Monday, December 11, 2006

Two cheers for theJazz, new digital radio station

TheJazz is a new digital radio station launching in the UK on Christmas Day. It claims it will play music from across the jazz spectrum, including bebop, swing, cool jazz, trad, blues, and modern jazz. Artists featured on the station are set to include Miles Davis, Ray Charles, Stan Getz, Oscar Peterson, Charles Mingus, Louis Armstrong, Weather Report, Branford Marsalis, Denys Baptiste, Jamie Cullum, Diana Krall and Madeleine Peyroux.

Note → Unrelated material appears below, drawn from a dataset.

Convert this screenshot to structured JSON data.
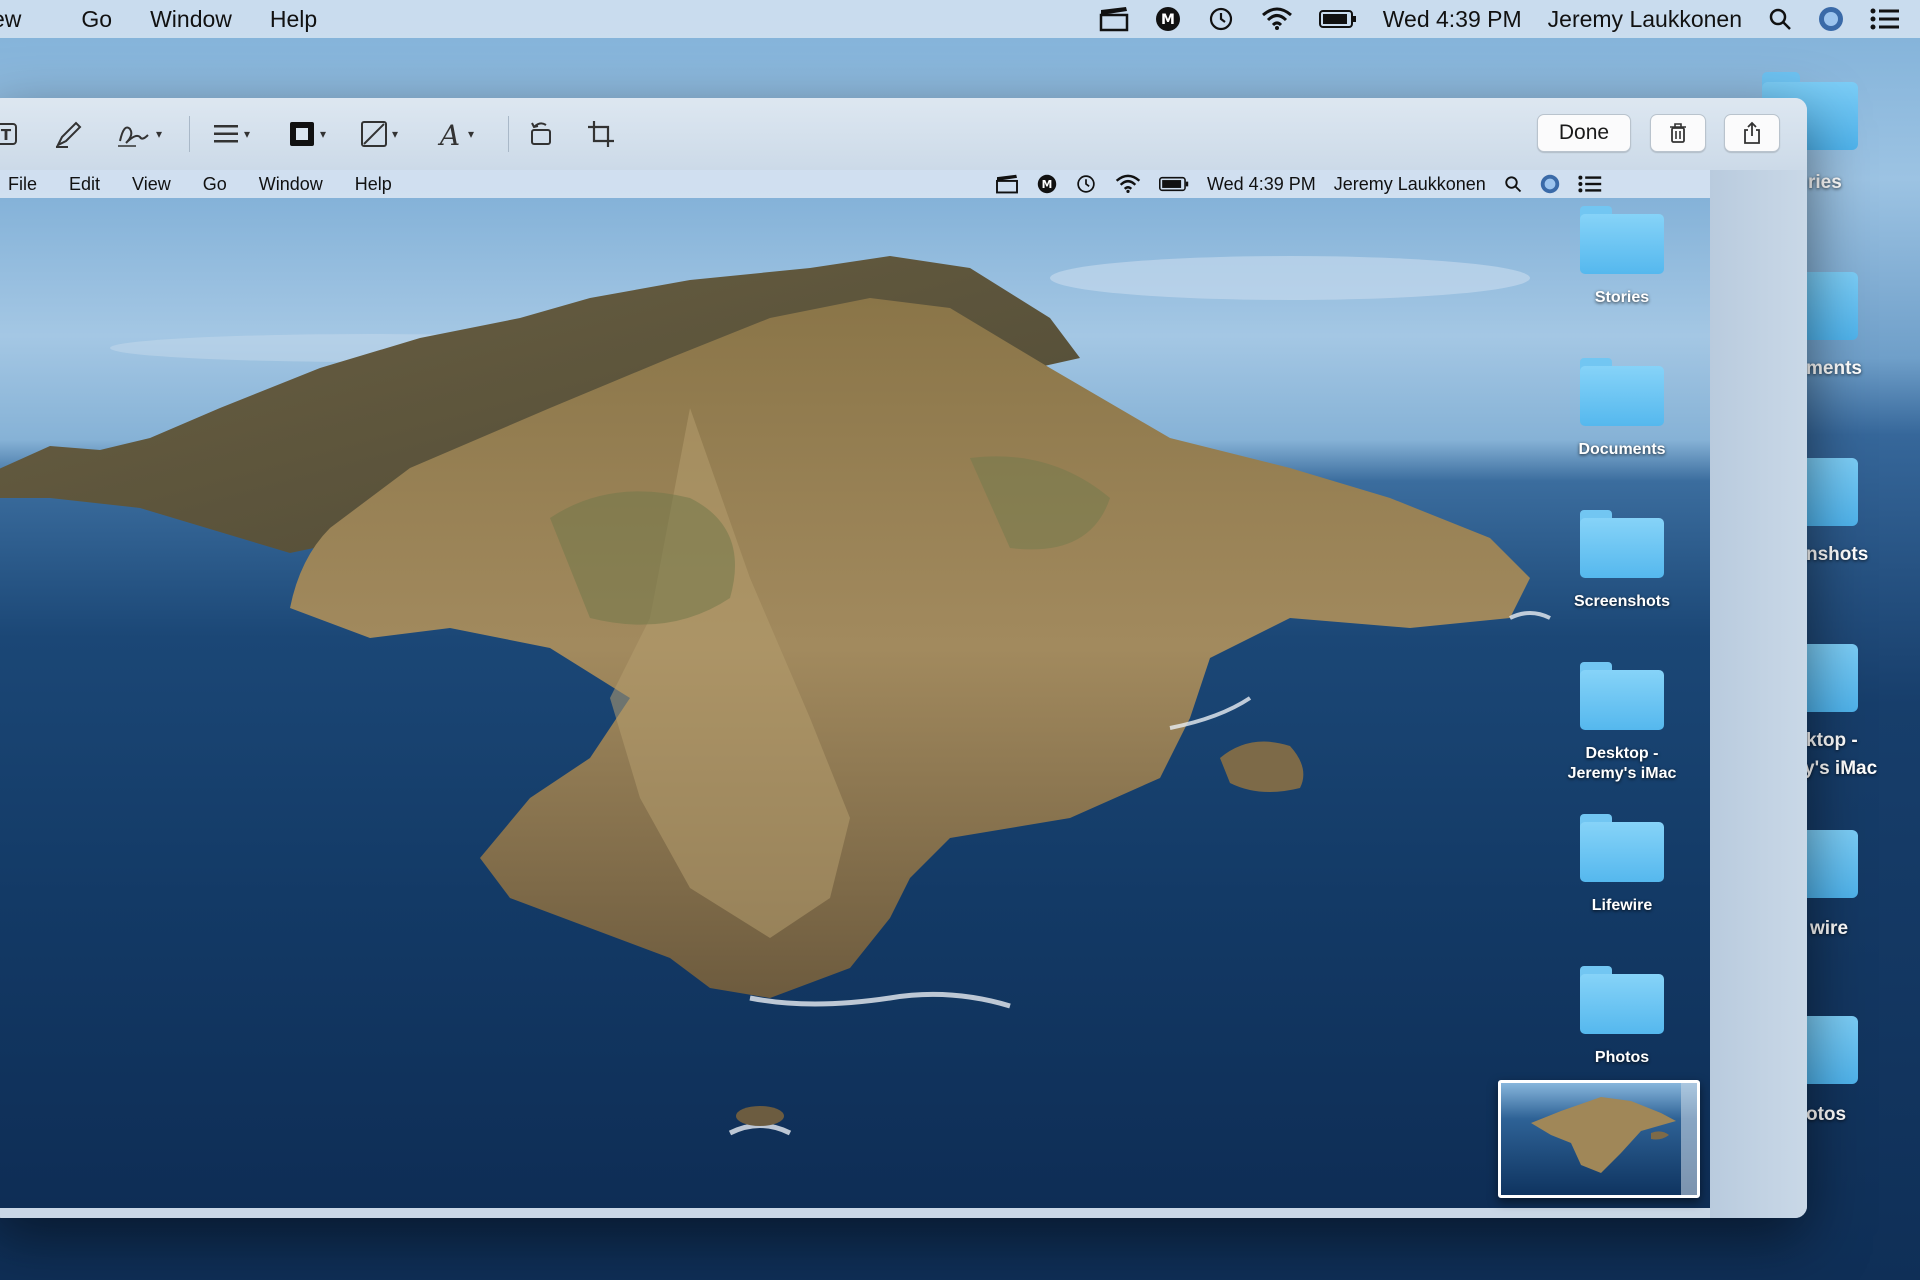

The new station will be broadcast on DAB digital radio, online at theJazz.com and on Sky and ntl:Telewest. So it’s a global, rather than a national, resource. The station’s PR says it will be engaging existing jazz fans and new listeners by asking the question ‘What is Jazz?’ Listeners will be asked to vote online for their top three jazz tracks – with results broadcast over the Easter weekend, in theJazz 500, a countdown of the UK listeners’ all-time greatest jazz music.

Promising. So why does it raise only two cheers in this parish? Well, because it’s being launched alongside Classic FM. And, fair enough, “Classic FM has taken classical music into the mainstream”, so theJazz might well succeed in its stated aim of “making jazz a part of everyday life in the UK”

The trouble is, I never listen to Classic FM, vastly preferring the original, less popular, classic music station, BBC Radio 3 – my station of choice.

I don’t like Classic FM’s narrower range of music. Or its focus on “soothing”, “beautiful” music. Or its programming of bite-sized chunks of music, the catchy hum-along bits instead of complete works. Or its middlebrow, mainstream tone. Or the relentless adverts (which tell you all you need to know about the audience for any media outlet).

Will I listen to theJazz? I’d like to think so. I’ll certainly give it a fair hearing over Christmas. But if, as feared, it turns out to be a Jamie Cullum/Kenny G jazz-lite station, with token coverage of the serious end of the jazz canon, then I’ll have stopped listening well before the New Year. I might end up applauding it, as I do Classic FM, for taking great music to new listeners, while ignoring it completely for personal listening.